The guide revealed that 87 per cent of Australians think Australia’s financial services sector has a role to play in generating positive social, environmental and economic outcomes for the country, with 67 per cent believing that ethical or responsible banks perform better in the long term. 


As a result, organisations need to start considering how changes in the environment affect them and how they can utilise their environmental capital for good. In a climate change context, this includes looking at how their customers are using the products or services they supply as well as their own procurement practices and operations.

“Organisations with a well-developed approach to responsible business issues have embraced this new reality. These organisations accept that commercial strategy must properly incorporate ESG risks and opportunities. They see the environment, people and community trust as valuable assets that need to be protected,” the guide stated.

“They identify (and seek to mitigate) risks to their operations posed by ESG factors, and consider how people and the environment are impacted by their operations. Importantly, they also understand that through robust engagement with ESG factors, they may be able to derive benefits not just for themselves, but for the environment and their broader communities.”

Some key issues for businesses to be aware of in the ESG space are carbon emissions, climate change and net-zero commitments, air and water pollution, reducing embedded carbon in materials and products, decreasing energy consumption and sustainable water use, among others. 
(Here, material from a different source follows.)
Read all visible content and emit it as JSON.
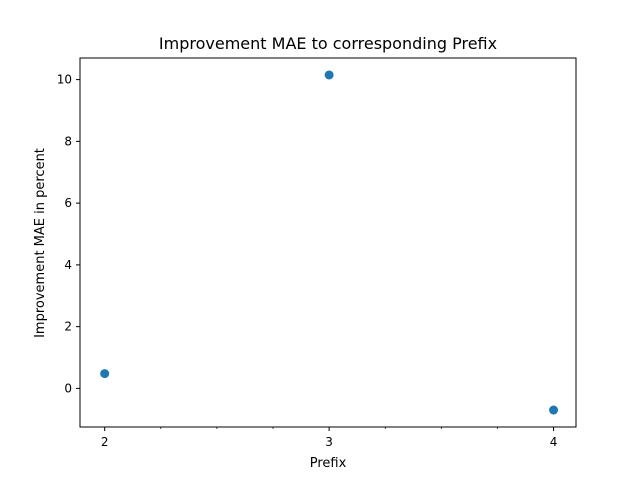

Corrs head of business and human rights, Dr Phoebe Wynn-Pope, said that ESG issues present significant risks and opportunities for organisations with the rise of climate change.

“Regulators, investors and lenders are increasingly insisting on greater transparency and demonstrated leadership on ESG issues. As we look to 2022 and beyond, ESG is only going to become more relevant but undoubtedly more complex,” she said.

Moreover, organisations need to keep social issues front of mind, including First Nations rights, child labour, diversity and inclusivity, employment rights, and workplace health and safety concern. 

According to the guide, these ESG issues have combined to produce a seismic shift in the allocation of capital and what is considered corporate best practice.

“Propelled in part by unprecedented natural disasters, the first pandemic in 100 years and significant global social movements regarding gender and racial equity, this shift is manifesting itself from boardroom to courtroom,” it stated. 

“Heightened investor awareness and sensitivity to the longitudinal risks of climate change, biodiversity loss, labour exploitation and human rights violations in supply chains is creating rapid and ongoing change in all sectors. Investors and consumers reallocated capital and made purchasing decisions that favoured responsible and sustainable funds and businesses in an unprecedented manner throughout the first two quarters of 2021, and shareholder and employee activism has increasingly driven organisations to take action to enhance their ESG credentials.”

It is of the utmost importance for GCs to be on top of emerging ESG issues and risks moving forward, the report emphasised – including regulatory trends, ESG and directors’ duties and shareholder activism and litigation as not doing so may impact their ability to advise their organisations effectively. 

According to the guide, “more and more, organisations are looking to their GC to lead from the front on a variety of regulatory, reputational and cultural ESG matters, and support the board in their ESG related decision-making”.

“GCs have a critical role to play when it comes to advising on compliance with current and emerging requirements and expectations and guiding an organisation’s engagement with them. Robust engagement is not only imperative at an organisational level, but also for the board in respect of the fulfilment of individual directors’ duties.”